Allied is issuing pounds 27m of new shares at 500p, by a placing and open offer. It is paying pounds 17m for Cleyn & Tinker, a Quebec maker of woollen clothes, and pounds 10m for Carleton, a US weaver. The deal will also use up Allied's pounds 25m cash pile as debts are paid off.
John Corrin, chief executive, said the company needed a base across the Atlantic to circumvent North American import tariffs. 'We export to 45 different countries but the US is our 43rd largest export market. As it is one of the largest economies on the globe, we need to redress the balance.'
For the year to 30 September, Allied's pre-tax profits rose 8 per cent to pounds 13.7m. Earnings per share jumped from 30.8p to 33.2p. The dividend has been increased to 12.9p from 12.6p.

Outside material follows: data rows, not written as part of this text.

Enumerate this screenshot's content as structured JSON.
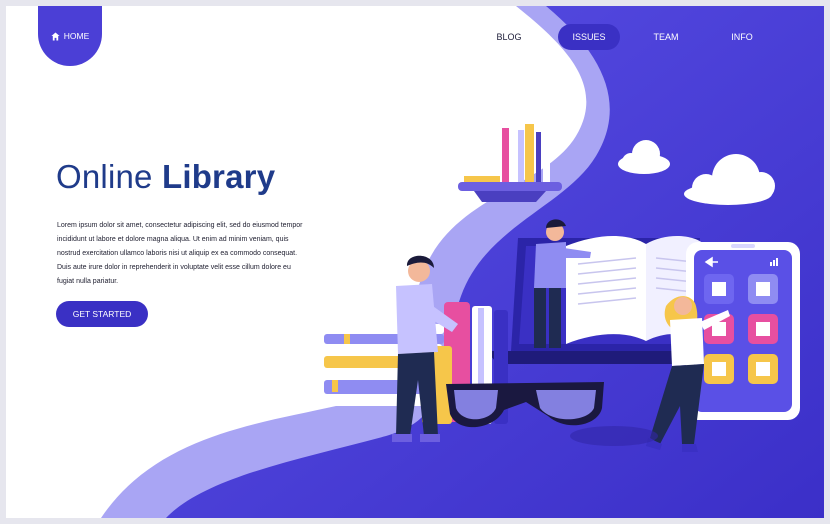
{
  "nav": {
    "home_label": "HOME",
    "items": [
      {
        "label": "BLOG"
      },
      {
        "label": "ISSUES"
      },
      {
        "label": "TEAM"
      },
      {
        "label": "INFO"
      }
    ],
    "active_item": "ISSUES"
  },
  "hero": {
    "title_light": "Online",
    "title_bold": "Library",
    "body": "Lorem ipsum dolor sit amet, consectetur adipiscing elit, sed do eiusmod tempor incididunt ut labore et dolore magna aliqua. Ut enim ad minim veniam, quis nostrud exercitation ullamco laboris nisi ut aliquip ex ea commodo consequat. Duis aute irure dolor in reprehenderit in voluptate velit esse cillum dolore eu fugiat nulla pariatur.",
    "cta_label": "GET STARTED"
  },
  "icons": {
    "home": "home-icon",
    "phone_back": "arrow-left-icon",
    "phone_signal": "signal-icon"
  },
  "colors": {
    "brand": "#4b3fd6",
    "brand_dark": "#3a30c4",
    "light_purple": "#a7a3f3",
    "title": "#1f3b8a"
  }
}
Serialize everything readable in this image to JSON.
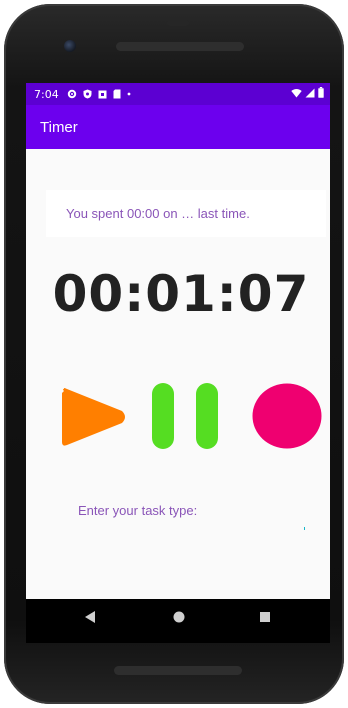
{
  "status_bar": {
    "time": "7:04",
    "icons_left": [
      "gear-icon",
      "shield-icon",
      "square-icon",
      "sim-icon",
      "dot-icon"
    ],
    "icons_right": [
      "wifi-icon",
      "signal-icon",
      "battery-icon"
    ]
  },
  "app_bar": {
    "title": "Timer"
  },
  "info": {
    "text": "You spent 00:00 on … last time."
  },
  "timer": {
    "value": "00:01:07"
  },
  "controls": {
    "play_icon": "play-icon",
    "pause_icon": "pause-icon",
    "record_icon": "record-icon",
    "colors": {
      "play": "#ff7f00",
      "pause": "#55dd22",
      "record": "#ef0070"
    }
  },
  "task": {
    "label": "Enter your task type:",
    "value": ""
  },
  "nav": {
    "icons": [
      "back-icon",
      "home-icon",
      "recents-icon"
    ]
  },
  "colors": {
    "status_bar": "#5c00d2",
    "app_bar": "#6c00ee",
    "accent_text": "#8a55b8"
  }
}
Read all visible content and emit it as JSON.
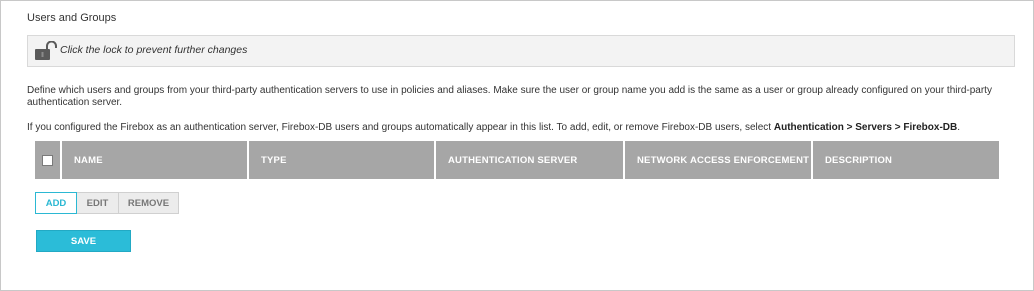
{
  "page": {
    "title": "Users and Groups"
  },
  "lock_bar": {
    "icon": "unlocked-padlock-icon",
    "text": "Click the lock to prevent further changes"
  },
  "description": {
    "paragraph1": "Define which users and groups from your third-party authentication servers to use in policies and aliases. Make sure the user or group name you add is the same as a user or group already configured on your third-party authentication server.",
    "paragraph2_prefix": "If you configured the Firebox as an authentication server, Firebox-DB users and groups automatically appear in this list. To add, edit, or remove Firebox-DB users, select ",
    "paragraph2_bold": "Authentication > Servers > Firebox-DB",
    "paragraph2_suffix": "."
  },
  "table": {
    "columns": {
      "name": "NAME",
      "type": "TYPE",
      "auth_server": "AUTHENTICATION SERVER",
      "nae": "NETWORK ACCESS ENFORCEMENT",
      "description": "DESCRIPTION"
    },
    "rows": []
  },
  "actions": {
    "add": "ADD",
    "edit": "EDIT",
    "remove": "REMOVE",
    "save": "SAVE"
  },
  "colors": {
    "accent": "#2bbcd8",
    "table_header": "#a6a6a6",
    "lock_bar_bg": "#f3f3f3"
  }
}
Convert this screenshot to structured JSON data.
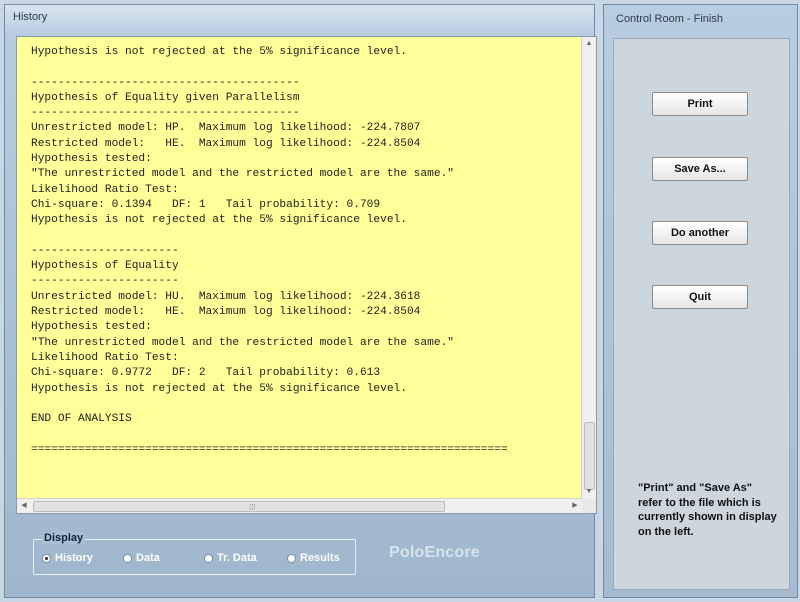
{
  "history_window": {
    "title": "History",
    "lines": [
      "Hypothesis is not rejected at the 5% significance level.",
      "",
      "----------------------------------------",
      "Hypothesis of Equality given Parallelism",
      "----------------------------------------",
      "Unrestricted model: HP.  Maximum log likelihood: -224.7807",
      "Restricted model:   HE.  Maximum log likelihood: -224.8504",
      "Hypothesis tested:",
      "\"The unrestricted model and the restricted model are the same.\"",
      "Likelihood Ratio Test:",
      "Chi-square: 0.1394   DF: 1   Tail probability: 0.709",
      "Hypothesis is not rejected at the 5% significance level.",
      "",
      "----------------------",
      "Hypothesis of Equality",
      "----------------------",
      "Unrestricted model: HU.  Maximum log likelihood: -224.3618",
      "Restricted model:   HE.  Maximum log likelihood: -224.8504",
      "Hypothesis tested:",
      "\"The unrestricted model and the restricted model are the same.\"",
      "Likelihood Ratio Test:",
      "Chi-square: 0.9772   DF: 2   Tail probability: 0.613",
      "Hypothesis is not rejected at the 5% significance level.",
      "",
      "END OF ANALYSIS",
      "",
      "======================================================================="
    ],
    "display": {
      "label": "Display",
      "options": [
        {
          "label": "History",
          "selected": true
        },
        {
          "label": "Data",
          "selected": false
        },
        {
          "label": "Tr. Data",
          "selected": false
        },
        {
          "label": "Results",
          "selected": false
        }
      ]
    },
    "brand": "PoloEncore"
  },
  "control_window": {
    "title": "Control Room - Finish",
    "buttons": {
      "print": "Print",
      "save_as": "Save As...",
      "do_another": "Do another",
      "quit": "Quit"
    },
    "note": "\"Print\" and \"Save As\" refer to the file which is currently shown in display on the left."
  },
  "colors": {
    "text_background": "#ffff99",
    "window_frame": "#b9cde0",
    "brand_text": "#d7e3ee"
  }
}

Turnover fell slightly from pounds 129m to pounds 127m, because Allied closed a small, loss-making subsidiary. Mr Corrin said group sales would be pounds 210m once C&T and Carleton were integrated.

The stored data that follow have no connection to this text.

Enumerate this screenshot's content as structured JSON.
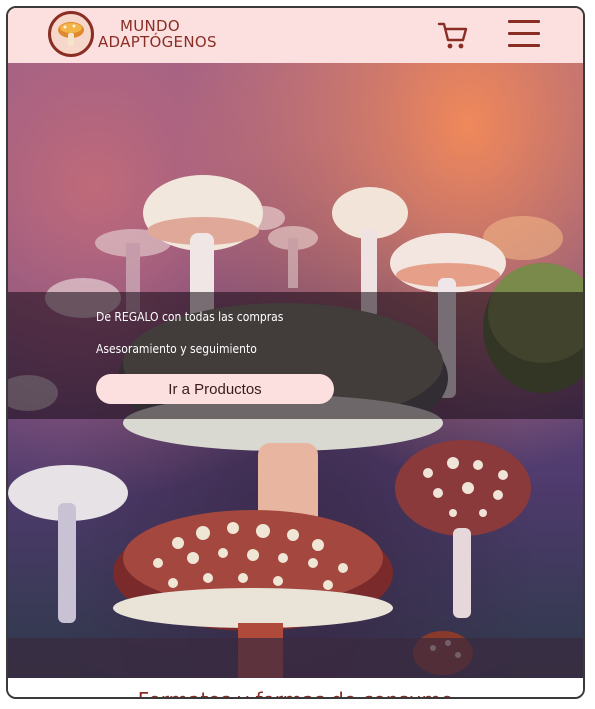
{
  "header": {
    "brand_line1": "MUNDO",
    "brand_line2": "ADAPTÓGENOS",
    "logo_icon": "mushroom-logo-icon",
    "cart_icon": "cart-icon",
    "menu_icon": "hamburger-menu-icon",
    "colors": {
      "background": "#fbe0df",
      "brand": "#8a2e25"
    }
  },
  "hero": {
    "line1": "De REGALO con todas las compras",
    "line2": "Asesoramiento y seguimiento",
    "cta_label": "Ir a Productos",
    "image": "mushroom-forest-illustration"
  },
  "section": {
    "heading": "Formatos y formas de consumo"
  }
}
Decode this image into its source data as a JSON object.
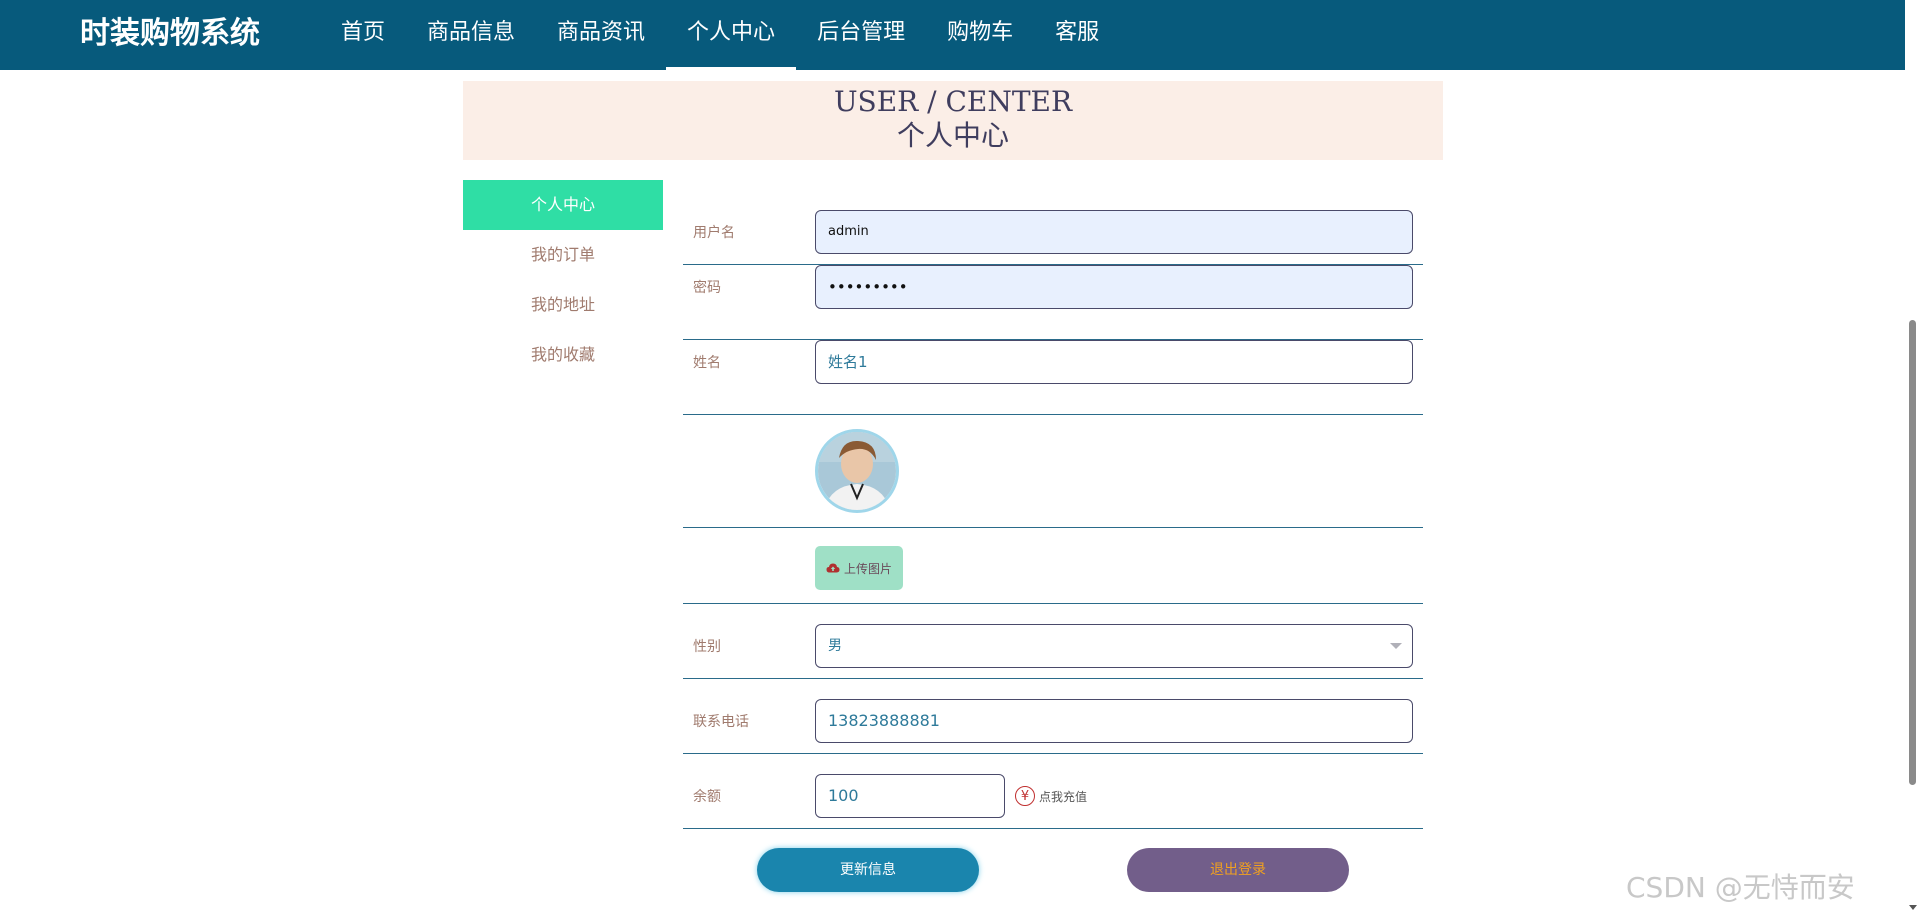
{
  "nav": {
    "brand": "时装购物系统",
    "items": [
      {
        "label": "首页"
      },
      {
        "label": "商品信息"
      },
      {
        "label": "商品资讯"
      },
      {
        "label": "个人中心",
        "active": true
      },
      {
        "label": "后台管理"
      },
      {
        "label": "购物车"
      },
      {
        "label": "客服"
      }
    ]
  },
  "banner": {
    "en": "USER / CENTER",
    "cn": "个人中心"
  },
  "side_menu": [
    {
      "label": "个人中心",
      "active": true
    },
    {
      "label": "我的订单"
    },
    {
      "label": "我的地址"
    },
    {
      "label": "我的收藏"
    }
  ],
  "form": {
    "username": {
      "label": "用户名",
      "value": "admin"
    },
    "password": {
      "label": "密码",
      "value": "•••••••••"
    },
    "name": {
      "label": "姓名",
      "value": "姓名1"
    },
    "upload_label": "上传图片",
    "gender": {
      "label": "性别",
      "value": "男"
    },
    "phone": {
      "label": "联系电话",
      "value": "13823888881"
    },
    "balance": {
      "label": "余额",
      "value": "100",
      "recharge_label": "点我充值"
    }
  },
  "buttons": {
    "update": "更新信息",
    "logout": "退出登录"
  },
  "watermark": "CSDN @无恃而安",
  "colors": {
    "nav_bg": "#075a7c",
    "active_menu": "#2fdea5",
    "banner_bg": "#fbeee7",
    "update_btn": "#1a85ad",
    "logout_btn": "#725e8a"
  }
}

Barclays de Zoete Wedd, Allied's stockbroker, is forecasting a taxable profit of pounds 17.4m for the year to next September, equivalent to earnings per share of 37p.

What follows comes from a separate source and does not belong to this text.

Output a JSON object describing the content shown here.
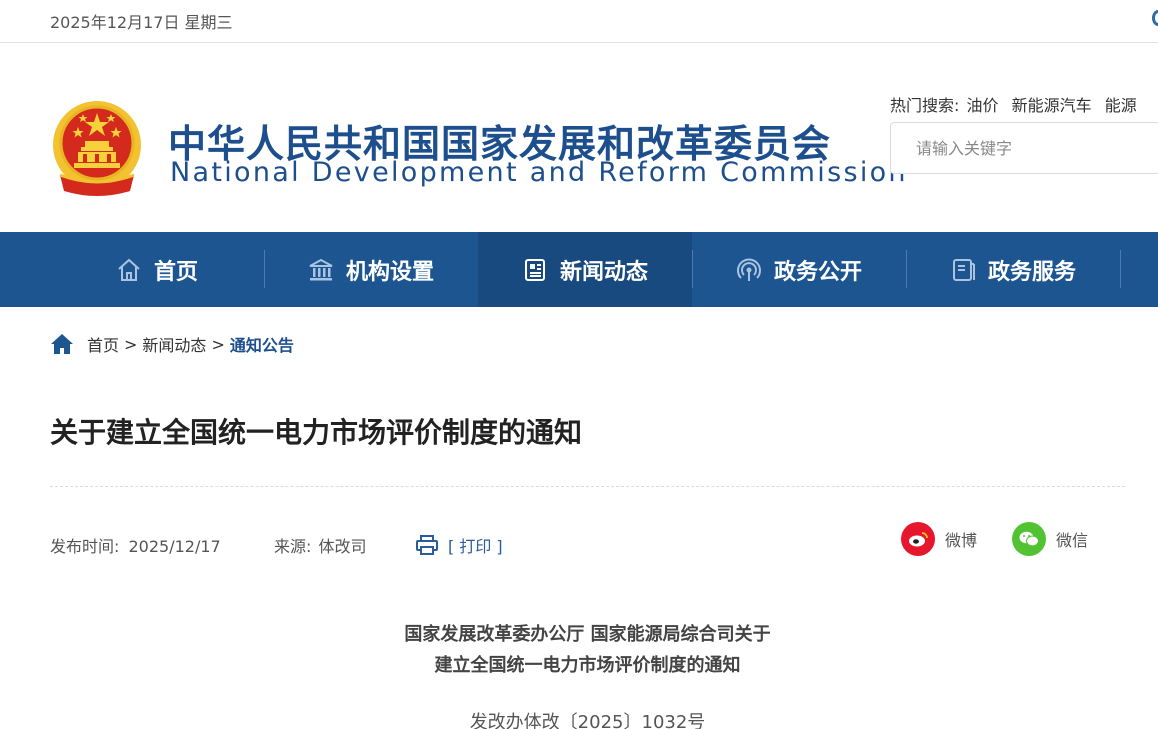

The company has spent pounds 36.5m on capital expenditure projects since 1990, which has enhanced operating efficiency. The operating profit margin has grown to 7.6 per cent from 6.7 per cent.
C&T and Carleton both lost money in 1990 but provisional figures for 1993 suggest C&T will triple profits to Cdollars 2m ( pounds 1m) and Carleton's earnings will rise 30 per cent to dollars 3.6m ( pounds 2.4m).